Ein Mitbestimmungsrecht an einzelnen Regelungen des Verhaltenskodexes führt nicht zu einem Mitbestimmungsrecht an deren Gesamtheit. Der Kodex stellt kein unauflösbares Gesamtwerk dar. Entscheidend ist nicht die mehr oder weniger zufällige Zusammenfassung arbeitgeberseitiger Verlautbarungen in einem Werk, sondern der Inhalt der einzelnen Bestimmungen. Da es sich um eine zwingende, konzernweit einheitliche Regelung (Inhalt, Technik) handelt, war der Konzernbetriebsrat originär zuständig (§ 58 Abs. 1 BetrVG).

Konsequenzen: 

Der Beschluss des BAG schafft in einigen für die betriebliche Praxis relevanten Punkten Klarheit (vgl. LAG Düsseldorf, Beschl. v. 14.11.2005 – 10 TaBV 46/05; Wal-Mart). Mitbestimmungsrechte eines deutschen Betriebsrats werden nicht dadurch ausgeschlossen, dass ausländische Vorschriften (z. B. Sarbanes-Oxley Act) ein Unternehmen verpflichten, Ethik-Richtlinien einzuführen.

Offen ist noch die wichtige Frage, in welcher Weise die Betriebsparteien oder eine Einigungsstelle bei ihren Regelungen Vorgaben ausländischer Bestimmungen, die das Unternehmen betreffen, als betriebliche Belange zu berücksichtigen haben.
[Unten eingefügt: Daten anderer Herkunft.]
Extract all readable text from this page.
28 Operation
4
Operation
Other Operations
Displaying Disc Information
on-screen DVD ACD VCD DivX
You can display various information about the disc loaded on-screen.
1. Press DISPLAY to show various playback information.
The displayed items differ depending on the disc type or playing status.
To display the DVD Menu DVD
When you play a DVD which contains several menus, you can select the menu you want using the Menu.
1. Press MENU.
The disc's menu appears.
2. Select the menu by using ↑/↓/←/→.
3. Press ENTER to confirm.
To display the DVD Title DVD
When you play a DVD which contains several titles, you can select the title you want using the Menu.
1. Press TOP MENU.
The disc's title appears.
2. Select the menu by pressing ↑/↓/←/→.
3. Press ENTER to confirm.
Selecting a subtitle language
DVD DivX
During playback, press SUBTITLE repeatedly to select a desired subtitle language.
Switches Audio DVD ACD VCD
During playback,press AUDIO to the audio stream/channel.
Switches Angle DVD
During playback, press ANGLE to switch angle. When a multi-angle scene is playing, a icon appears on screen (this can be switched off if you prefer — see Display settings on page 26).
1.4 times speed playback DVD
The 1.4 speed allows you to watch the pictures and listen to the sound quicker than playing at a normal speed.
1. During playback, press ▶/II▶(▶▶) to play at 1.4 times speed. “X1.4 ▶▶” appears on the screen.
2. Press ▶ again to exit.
Geklärt ist, dass die Mitbestimmungspflichtigkeit einer Ethik-Richtlinie nicht für das gesamte Regelungswerk einheitlich, sondern für die einzelnen Bestimmungen getrennt zu beurteilen Beendigungskündiist. Mitbestimmungspflichtiges Ordnungsverhalten nach § 87 Abs. 1 Nr. 1 BetrVG ist

? das Einführen von Meldepflichten und Regelungen, gegenüber wem und wie diese Meldung zu erfolgen hat (Einrichtung einer Telefonhotline);

? das Einführen eines Beschwerdeverfahrens, um sexuelle Belästigungen zu melden (BAG, Beschl. v. 28.5.2002 – 1 ABR 32/01, NZA 2003, S. 166);

? das Gebot, dass intime Beziehungen zwischen Vorgesetzten und Untergebenen zu vermeiden sind und Verwandte oder Personen mit engen persönlichen Verbindungen nicht Vorgesetzte und Untergebene werden sollen, und zwar ungeachtet eines (unzulässigen) Eingriffs in das Persönlichkeitsrecht;

? das Verbot, „Bilder, Karikaturen oder Witze sexueller Natur zu zeigen oder zu verbreiten“, da Bestimmungen des Allgemeinen Gleichbehandlungsgesetzes (AGG) diesen Tatbestand nicht vollständig regeln.

Mitbestimmungspflichtig nach § 87 Abs. 1 Nr. 6 BetrVG ist eine Verhaltenskontrollregel, nach der alle Computerdaten, die unter Verwendung von Ressourcen des Arbeitgebers erstellt, empfangen oder übertragen werden, nicht als private Informationen des Benutzers gelten und der Arbeitgeber sich das Recht vorbehält, alle Daten aus jedwedem Grund ohne Vorankündigung zu untersuchen, wenn er Verstöße gegen diesen Verhaltenskodex oder andere Richtlinien vermutet.

Praxistipp: 

Die Entscheidung hat Bedeutung für Ethik- Richtlinien, aber auch für Arbeitsordnungen. Inhaltlich ist jeweils zu prüfen, ob es sich um mitbestimmungspflichtiges Ordnungsverhalten oder technische Kontrollmöglichkeiten handelt. Originär zuständig für eine konzernweite Regelung ist der Konzernbetriebsrat (§ 58 Abs. 1 BetrVG). Unternehmen sollten überlegen, die Regelungen aufzuspalten in mitbestimmungsfreie Weisungen und eine mitbestimmungspflichtige Richtlinie.